Alle Konzerthallen in Deutschland machen Verluste. Die Academy hat versprochen, weder der Bau noch der Betrieb werde die Stadt Kronberg jemals Geld kosten. Am Kronberger Bahnhof soll also die erste Konzerthalle Deutschlands entstehen, die dieses Kunststück fertigbringt. Rechtlich bindend ist das Versprechen nicht. Die Stadtverordneten antworten, dass die Academy ein Finanzkonzept für den Bau und Betrieb vorgelegt hat. Das stimmt auch. Doch dieses Zahlenwerk wurde nur hinter verschlossenen Türen beraten, in nichtöffentlicher Sitzung. Das Finanzkonzept ist nur einigen wenigen bekannt, noch nicht einmal allen Stadtverordneten, die über den Konzerthallenbau abstimmen sollen! Und die Bürger und Steuerzahler werden in dieser folgenschweren Angelegenheit im Dunkeln gelassen. Dabei versprachen Bund und Land für den Bau (nicht den Betrieb!) 14 Millionen Euro Steuergelder, fast die halbe Bausumme. Angenommen, eines Tages macht die Konzerthallen-Betreiberfirma zu hohe Verluste. Und sie bittet die Stadt Kronberg um Zuschüsse. Dann, so befürchte ich, werden die städtischen Entscheidungsträger nicht den Mut aufbringen, einen notleidenden Betrieb zur Investitionsruine werden zu lassen. Die Konzerthalle wurde als Prestigeprojekt allererster Güte den Leuten angepriesen, als Kronbergs „Leuchtturm-Projekt“ oder gar als das „neue Wahrzeichen der Stadt“. Und Konzerthallen kann man, wenn es schiefgeht, nicht für andere Zwecke umnutzen.
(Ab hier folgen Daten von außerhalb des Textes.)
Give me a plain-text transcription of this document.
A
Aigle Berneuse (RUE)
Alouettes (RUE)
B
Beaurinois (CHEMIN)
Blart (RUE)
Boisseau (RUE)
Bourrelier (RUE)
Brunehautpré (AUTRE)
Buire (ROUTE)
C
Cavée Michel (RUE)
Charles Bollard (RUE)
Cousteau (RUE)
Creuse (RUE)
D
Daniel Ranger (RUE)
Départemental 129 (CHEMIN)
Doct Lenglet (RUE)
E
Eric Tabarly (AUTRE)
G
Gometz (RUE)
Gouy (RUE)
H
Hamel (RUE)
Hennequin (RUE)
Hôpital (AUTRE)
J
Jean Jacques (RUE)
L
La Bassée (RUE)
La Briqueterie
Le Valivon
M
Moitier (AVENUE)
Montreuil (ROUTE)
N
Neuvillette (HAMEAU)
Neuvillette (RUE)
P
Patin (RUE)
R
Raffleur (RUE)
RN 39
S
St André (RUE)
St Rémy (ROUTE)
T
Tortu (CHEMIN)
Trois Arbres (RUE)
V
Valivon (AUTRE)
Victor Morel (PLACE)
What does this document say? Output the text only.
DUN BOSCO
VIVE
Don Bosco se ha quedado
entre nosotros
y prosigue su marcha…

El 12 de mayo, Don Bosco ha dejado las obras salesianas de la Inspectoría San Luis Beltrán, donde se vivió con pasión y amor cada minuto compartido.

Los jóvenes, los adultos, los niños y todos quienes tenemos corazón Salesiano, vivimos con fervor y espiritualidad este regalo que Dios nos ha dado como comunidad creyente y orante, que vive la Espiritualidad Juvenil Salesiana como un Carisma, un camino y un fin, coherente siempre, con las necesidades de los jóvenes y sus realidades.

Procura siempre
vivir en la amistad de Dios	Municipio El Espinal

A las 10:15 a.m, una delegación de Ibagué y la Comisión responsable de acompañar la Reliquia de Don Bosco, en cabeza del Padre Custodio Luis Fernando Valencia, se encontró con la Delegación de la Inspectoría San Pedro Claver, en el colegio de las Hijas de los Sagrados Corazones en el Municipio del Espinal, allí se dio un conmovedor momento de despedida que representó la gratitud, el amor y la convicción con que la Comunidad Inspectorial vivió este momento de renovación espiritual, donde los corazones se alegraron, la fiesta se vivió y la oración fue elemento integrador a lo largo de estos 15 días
Dass das Bauvorhaben verniedlichend „Kammermusiksaal“ genannt wird, macht‘s nicht besser. Selbst ein Abriss würde einen Millionenbetrag kosten, den die Stadt nicht hat. Mit anderen Worten, die Stadt Kronberg würde unter politischen Druck geraten, im Falle eines Falles eben doch Zuschüsse zu zahlen, auch ohne rechtliche Verpflichtung. Schutz bieten könnte nur eine solide, professionell durchgeführte Risikoabsicherung, und zwar im Vorhinein, mit Verträgen, die im Pleitefall tatsächlich Wirkung zeigen. Eine unabhängige Risikoanalyse mit Lösungsvorschlägen gab die Stadt aber bis heute nicht in Auftrag. Weshalb ist das unterblieben? Wo doch die Verwaltung auf einer HFA-Sitzung bekanntgab, selber für solche Untersuchungen nicht qualifiziert zu sein?

Nehmen wir einmal den unwahrscheinlichen Fall an, die Konzerthallen-Betreiberfirma schafft es, eine „schwarze Null“ zu erwirtschaften. Auch dann frage ich: Wollen die Anrainer wirklich 50 mal im Jahr, in der Konzertsaison mehrfach wöchentlich, die Verkehrslawine über sich ergehen lassen? Wird eine Konzerthallen-Betreiberfirma die Benutzung öffentlicher Verkehrsmittel bezuschussen können wie die Alte Oper Frankfurt mit den kombinierten RMV-/Eintrittskarten? Wie realistisch ist die Annahme, dass viele Konzertbesucher mit der Bahn und mit dem Bus kommen? Wie beeinflusst eine hoch ausgelastete Konzerthalle die Nutzbarkeit der Stadthalle an denselben Abenden, wo doch eine Konkurrenz um die Parkplätze in der Tiefgarage unterm Berliner Platz absehbar ist? Wer glaubt, mit Stand heute sei das ganze Projekt entscheidungsreif, der irrt. Die zuständigen Stellen haben ihre Arbeit noch nicht zu Ende gebracht. Und die Vorgehensweise der Befürworter in Stadtparlament und Verwaltung sieht sehr nach Wunschdenken aus, nach Begeisterung für ein Prestigeprojekt, nach Abwiegeln, Ignorieren von Bedenken. Also Vorsicht, Vorsicht und abermals Vorsicht! Der Antrag ist zu schieben. Die offenen Fragen sind sorgfältiger zu prüfen als bisher. Alles andere wäre unverantwortlich gegenüber den Kronberger Bürgern.